The pressure makes sense. Bitcoin is trading below $63,000, the broader crypto market is weak, leveraged longs are getting flushed, and macro uncertainty is still keeping traders defensive. RSI near 36 also shows that buying power is not exactly strong right now. Sellers still have the short-term momentum.
But the setup is not completely dead. If buyers protect the $61K zone and reclaim the top of the current channel, Bitcoin could first retest $65,000. A stronger breakout above that level could open the door toward $68,000.
Are you expecting a bounce from $61K or waiting for the $59K sweep first? 👀
The interesting thing about $NEAR is that I don’t think it has to follow whatever Bitcoin does next.
What I see is that despite all the fear, $NEAR is still holding around the same area and buyers keep defending the $2 zone. The AI narrative is still there, the ecosystem is still active, and there is no major unlock pressure hanging over the coin.
For me, the important level is around $2.30-$2.35. If NEAR can break above that area, I think $2.50 comes very fast and then people will start changing their opinion again.
It can dump more as nothing goes up in a straight line. If we see lower prices, I’m ready to buy more.
If $BTC drops to $55,000 and the Monthly RSI prints new lows...I won't be looking for reasons to sell.
I'll be looking for every possible way to buy. The greatest Bitcoin opportunities have always appeared when fear was highest and conviction was lowest. That's the setup I'm waiting for.
Gravity catches up to SpaceX! After a wild ride to a record peak of $225.64, shares have dropped for two straight days, settling at $185 - an 18% wipeout from the top.

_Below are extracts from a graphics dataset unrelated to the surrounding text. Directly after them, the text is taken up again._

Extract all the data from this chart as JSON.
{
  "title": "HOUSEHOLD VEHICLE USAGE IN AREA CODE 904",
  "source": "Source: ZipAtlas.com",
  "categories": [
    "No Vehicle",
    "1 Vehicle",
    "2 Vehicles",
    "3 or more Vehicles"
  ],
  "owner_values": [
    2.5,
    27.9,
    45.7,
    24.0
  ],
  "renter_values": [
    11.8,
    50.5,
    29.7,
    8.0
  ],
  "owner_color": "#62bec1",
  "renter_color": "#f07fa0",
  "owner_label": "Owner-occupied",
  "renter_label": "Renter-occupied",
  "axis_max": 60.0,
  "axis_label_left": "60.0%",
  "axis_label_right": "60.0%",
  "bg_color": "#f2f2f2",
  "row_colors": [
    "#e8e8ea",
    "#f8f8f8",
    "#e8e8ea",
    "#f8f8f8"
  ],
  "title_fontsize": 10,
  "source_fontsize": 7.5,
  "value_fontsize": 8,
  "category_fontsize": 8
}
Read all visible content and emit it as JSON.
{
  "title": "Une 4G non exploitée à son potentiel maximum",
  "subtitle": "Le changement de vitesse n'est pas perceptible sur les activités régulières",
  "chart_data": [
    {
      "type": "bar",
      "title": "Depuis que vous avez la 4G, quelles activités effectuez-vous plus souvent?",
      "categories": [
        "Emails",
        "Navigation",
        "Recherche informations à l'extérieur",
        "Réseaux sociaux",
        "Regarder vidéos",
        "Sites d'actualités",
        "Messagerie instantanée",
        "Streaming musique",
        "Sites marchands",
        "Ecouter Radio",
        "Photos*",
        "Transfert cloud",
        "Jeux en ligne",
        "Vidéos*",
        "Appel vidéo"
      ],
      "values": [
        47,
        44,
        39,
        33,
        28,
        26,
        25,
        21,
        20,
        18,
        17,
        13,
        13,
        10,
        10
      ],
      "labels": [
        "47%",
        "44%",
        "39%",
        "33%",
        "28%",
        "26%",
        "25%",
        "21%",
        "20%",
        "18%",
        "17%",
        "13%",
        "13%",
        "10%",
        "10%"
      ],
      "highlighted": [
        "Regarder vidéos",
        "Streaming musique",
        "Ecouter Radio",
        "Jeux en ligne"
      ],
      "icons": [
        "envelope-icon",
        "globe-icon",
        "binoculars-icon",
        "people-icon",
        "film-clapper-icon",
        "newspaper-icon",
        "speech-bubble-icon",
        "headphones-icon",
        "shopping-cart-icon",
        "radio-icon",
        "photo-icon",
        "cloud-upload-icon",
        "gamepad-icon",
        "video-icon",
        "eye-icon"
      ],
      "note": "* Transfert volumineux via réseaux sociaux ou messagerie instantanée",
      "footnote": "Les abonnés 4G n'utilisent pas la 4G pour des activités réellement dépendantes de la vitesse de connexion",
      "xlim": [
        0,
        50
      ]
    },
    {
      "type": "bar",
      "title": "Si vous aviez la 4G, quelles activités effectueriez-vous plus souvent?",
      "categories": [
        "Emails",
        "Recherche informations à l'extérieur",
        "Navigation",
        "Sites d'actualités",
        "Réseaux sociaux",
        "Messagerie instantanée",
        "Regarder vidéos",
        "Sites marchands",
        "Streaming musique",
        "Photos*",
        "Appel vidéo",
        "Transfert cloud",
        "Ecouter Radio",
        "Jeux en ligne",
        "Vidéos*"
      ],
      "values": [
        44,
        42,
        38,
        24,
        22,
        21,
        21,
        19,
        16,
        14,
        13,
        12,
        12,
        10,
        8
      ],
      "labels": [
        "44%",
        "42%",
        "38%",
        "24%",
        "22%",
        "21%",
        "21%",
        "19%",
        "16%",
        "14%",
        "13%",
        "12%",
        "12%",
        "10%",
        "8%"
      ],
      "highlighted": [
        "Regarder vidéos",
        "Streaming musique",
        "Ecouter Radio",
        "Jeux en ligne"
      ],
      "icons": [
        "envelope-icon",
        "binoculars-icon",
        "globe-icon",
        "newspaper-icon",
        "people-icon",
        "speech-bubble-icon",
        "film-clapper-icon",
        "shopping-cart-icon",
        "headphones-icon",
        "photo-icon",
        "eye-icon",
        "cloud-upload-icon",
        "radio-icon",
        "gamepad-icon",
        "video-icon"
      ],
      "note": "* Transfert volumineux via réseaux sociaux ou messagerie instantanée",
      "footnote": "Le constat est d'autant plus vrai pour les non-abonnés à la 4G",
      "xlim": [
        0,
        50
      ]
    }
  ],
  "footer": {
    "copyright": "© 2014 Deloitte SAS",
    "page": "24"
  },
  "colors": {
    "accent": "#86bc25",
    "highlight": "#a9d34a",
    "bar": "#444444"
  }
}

Even IPO rockets experience turbulence, but let's look at the bigger picture 👇
Despite the pullback, $SPCX is still up 37% from its $135 IPO price.
While short-term traders are panic-selling, The Zephirin Group points out a massive supply-demand imbalance. Only ~640M shares are available, while hundreds of index-tracking funds are still desperate for exposure. They set a $310 target. #SpaceX
Arete Research went full rocket fuel, issuing a Buy rating with a mind-boggling $401 price target (pushing valuation toward $5.3 Trillion, or ~80x projected 2027 sales).
Fun Fact: Elon Musk owns so much SpaceX that a mere $1 move in the stock price shifts his personal net worth by roughly $6.3 billion. 🤯
Are you buying the dip or waiting for the dust to settle?
The $10 Billion Milestone: Crypto Cards Surge 323% Despite a Bear Market
While speculative interest in $BTC cools during market dips, real-world utility is hitting historic highs.
Cumulative crypto card volumes are on the verge of smashing the $10 billion mark, surging 323% from last year according to paymentscan.xyz!
Competition is heating up too: while RedotPay holds 61% and EtherFi captures 11%, fresh players are innovating fast.
Take WhiteBIT - the official crypto partner of tennis star Elina Svitolina.
They launched a campaign for their Nova Visa card where users get 10 USDC to start just for activating a special Svitolina card skin, while WhiteBIT donates 15 USDC per user to her charitable foundation.
Are you spending via crypto cards yet, or just HODLing? 👇
Disclaimer: Investing in crypto-assets involves significant risks. You may lose the entire amount of your investment. Invest responsibly.